Posted September. 11, 2013 06:18,   


The failure of the 1980 pro-democracy movement triggered a strong controversy among political activists. In the aftermath of the movement, the mainstream of political activists shifted from the recovery of democracy oppressed under the Revitalizing Reforms system and the Chun Doo-hwan administration to a socialist revolution through violent overthrow of the present system. Part of the mainstream spontaneously adopted North Korea’s revolutionary ideology in the mid 1980s insisting that any revolutions alienated from North Korea, a socialist regime founded by Koreans, would be hypocritical.

The fall of Eastern Europe and Soviet Union, which began in 1989, came as a great shock to many political activists who pursued Marxist-Leninist revolution, causing many of them to stop participating in socialist activities and live their own lives by getting a job or going abroad to study.

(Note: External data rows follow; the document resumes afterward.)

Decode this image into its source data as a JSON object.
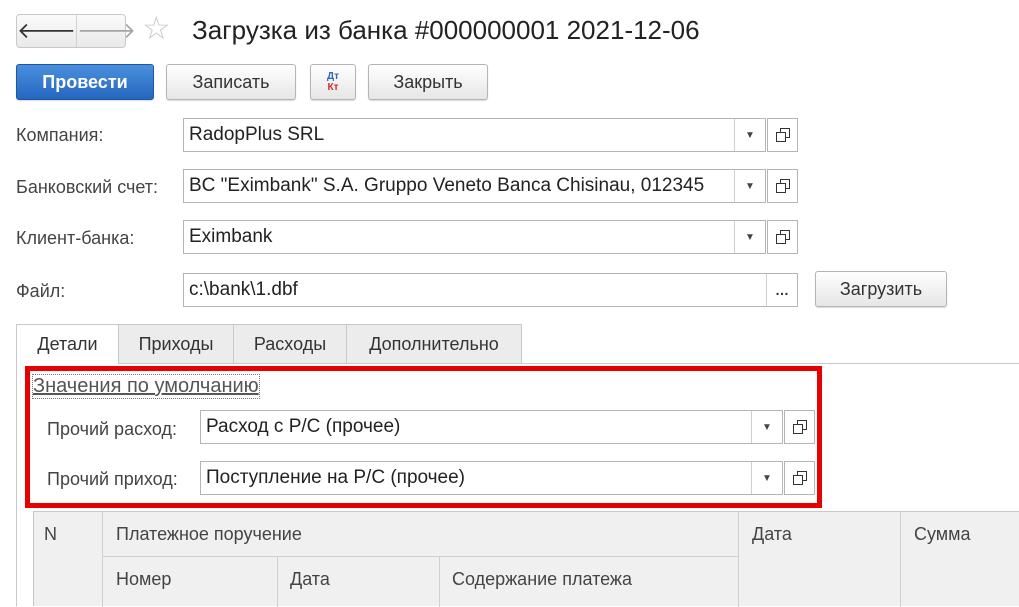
{
  "header": {
    "back_icon": "arrow-left-icon",
    "forward_icon": "arrow-right-icon",
    "favorite_icon": "star-icon",
    "title": "Загрузка из банка #000000001 2021-12-06"
  },
  "toolbar": {
    "post_label": "Провести",
    "save_label": "Записать",
    "dtkt_top": "Дт",
    "dtkt_bottom": "Кт",
    "close_label": "Закрыть"
  },
  "form": {
    "company_label": "Компания:",
    "company_value": "RadopPlus SRL",
    "account_label": "Банковский счет:",
    "account_value": "BC \"Eximbank\" S.A. Gruppo Veneto Banca Chisinau, 012345",
    "client_bank_label": "Клиент-банка:",
    "client_bank_value": "Eximbank",
    "file_label": "Файл:",
    "file_value": "c:\\bank\\1.dbf",
    "load_label": "Загрузить"
  },
  "tabs": [
    {
      "label": "Детали",
      "active": true
    },
    {
      "label": "Приходы",
      "active": false
    },
    {
      "label": "Расходы",
      "active": false
    },
    {
      "label": "Дополнительно",
      "active": false
    }
  ],
  "defaults": {
    "group_title": "Значения по умолчанию",
    "other_expense_label": "Прочий расход:",
    "other_expense_value": "Расход с Р/С  (прочее)",
    "other_income_label": "Прочий приход:",
    "other_income_value": "Поступление на Р/С (прочее)"
  },
  "table": {
    "col_n": "N",
    "col_payment_order": "Платежное поручение",
    "col_number": "Номер",
    "col_date_sub": "Дата",
    "col_content": "Содержание платежа",
    "col_date": "Дата",
    "col_sum": "Сумма"
  },
  "colors": {
    "primary_button": "#2566c0",
    "highlight_border": "#e60000"
  }
}
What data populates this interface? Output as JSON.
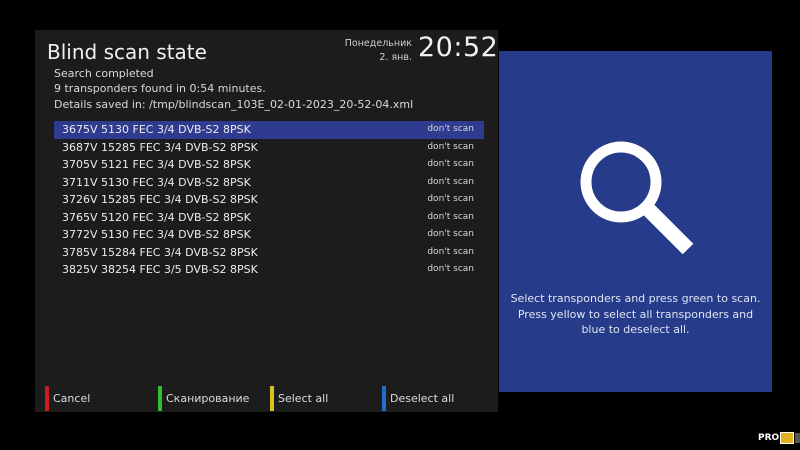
{
  "header": {
    "title": "Blind scan state",
    "day": "Понедельник",
    "date": "2. янв.",
    "time": "20:52"
  },
  "status": {
    "line1": "Search completed",
    "line2": "9 transponders found in 0:54 minutes.",
    "line3": "Details saved in: /tmp/blindscan_103E_02-01-2023_20-52-04.xml"
  },
  "transponders": [
    {
      "label": "3675V 5130 FEC 3/4 DVB-S2 8PSK",
      "state": "don't scan"
    },
    {
      "label": "3687V 15285 FEC 3/4 DVB-S2 8PSK",
      "state": "don't scan"
    },
    {
      "label": "3705V 5121 FEC 3/4 DVB-S2 8PSK",
      "state": "don't scan"
    },
    {
      "label": "3711V 5130 FEC 3/4 DVB-S2 8PSK",
      "state": "don't scan"
    },
    {
      "label": "3726V 15285 FEC 3/4 DVB-S2 8PSK",
      "state": "don't scan"
    },
    {
      "label": "3765V 5120 FEC 3/4 DVB-S2 8PSK",
      "state": "don't scan"
    },
    {
      "label": "3772V 5130 FEC 3/4 DVB-S2 8PSK",
      "state": "don't scan"
    },
    {
      "label": "3785V 15284 FEC 3/4 DVB-S2 8PSK",
      "state": "don't scan"
    },
    {
      "label": "3825V 38254 FEC 3/5 DVB-S2 8PSK",
      "state": "don't scan"
    }
  ],
  "buttons": {
    "red": {
      "label": "Cancel",
      "color": "#c81e1e"
    },
    "green": {
      "label": "Сканирование",
      "color": "#2cc22c"
    },
    "yellow": {
      "label": "Select all",
      "color": "#d6c21a"
    },
    "blue": {
      "label": "Deselect all",
      "color": "#1e6fd0"
    }
  },
  "help": {
    "icon": "search-icon",
    "text": "Select transponders and press green to scan. Press yellow to select all transponders and blue to deselect all."
  },
  "watermark": {
    "text": "PRO"
  },
  "colors": {
    "panel_bg": "#1c1c1c",
    "selected_row": "#2e3b8e",
    "help_bg": "#263c8a"
  }
}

The NL Juche Idea group, however, remained firm. They said, “What happened in Moscow should not affect Pyongyang.”

In 1989, North Korea dispatched Yoon Taek Rim, a deputy director of North Korea’s Society and Culture Ministry, to South Korea to meet Kim Yeong-hwan, the founder of a Juche Idea group in South Korea. In March 1992, the National Democratic Revolutionary Party was established in South Korea. Other than this party, many groups were founded or supported by activists following the Juche Idea who were active in college students’ demonstration in the 1980s, including the Central Region Party which was detected in 1992, the National Committee of Salvation which was unveiled in 1994, the One Accord Committee disclosed in 2006 and the Wangjaesan in 2011. All these groups were founded in South Korea but later connected with North Korea for the purpose of the revolution of the South Korea.

South Korean underground parties following North Korea have a long history. South Korean police apprehended the Unified Revolutionary Party in 1968, and the National Liberation Front in 1979. The former was the first underground party established in South Korea since the ceasefire by an order of North Korean leader Kim Il Sung. The party changed its title into “Korea National Democracy Front” and “Anti-Imperialism National Front” while carrying out projects in South Korea. Meanwhile, the National Liberation Front of South Korea, which was founded by Lee Jae-mun who was put on the wanted list regarding the People’s Revolutionary Party, even sent its members to Japan to contact North Koreans and establish relations with the Stalinist regime.

Though the root is deep, underground revolutionary groups have experienced significant changes as time goes by. Some of those who were active in the 60s and 70s as underground activists still participate in pro-North Korea groups, but they are experiencing physical limits due to their advanced ages. As South Korea achieved democracy of its own and people came to know the reality of North Korea, most of South Korean followers of North Korean Juche Idea stopped their association with activist groups. From late 80s through the mid 90s, the number of the followers reached its peak with more than 100,000.

Despite all the changes, South Korean followers of North Korea still existed. Lee Seok-ki is one of the key members of the Juche Idea group in the 1980s and was one of the founders of the Anti-Imperialism Youth Union, the predecessor of the Democracy Revolution Party. One characteristic of an underground group, which is composed of smaller groups, is that it can hardly be restored once it was unveiled. However, after being released from prison, Lee Seok-ki could restore an underground organization called RO centered in Gyeonggi Province, expanded its power, secured a key position at the United Progressive Party and made his way into the National Assembly. This may be viewed as a remarkable achievement.

The Lee Seok-ki incident would not put an end to pro-North Korea groups. Similar incidents in various forms are expected to happen down the road. Under the circumstances, however, it is unlikely that another group as powerful as the Lee Seok-ki group, which led a political party and made its way into the National Assembly, will appear again. From this point of view, the Lee Seok-ki incident is likely to mark the beginning of the end of pro-North Korea revolutionary groups in the history of Korea.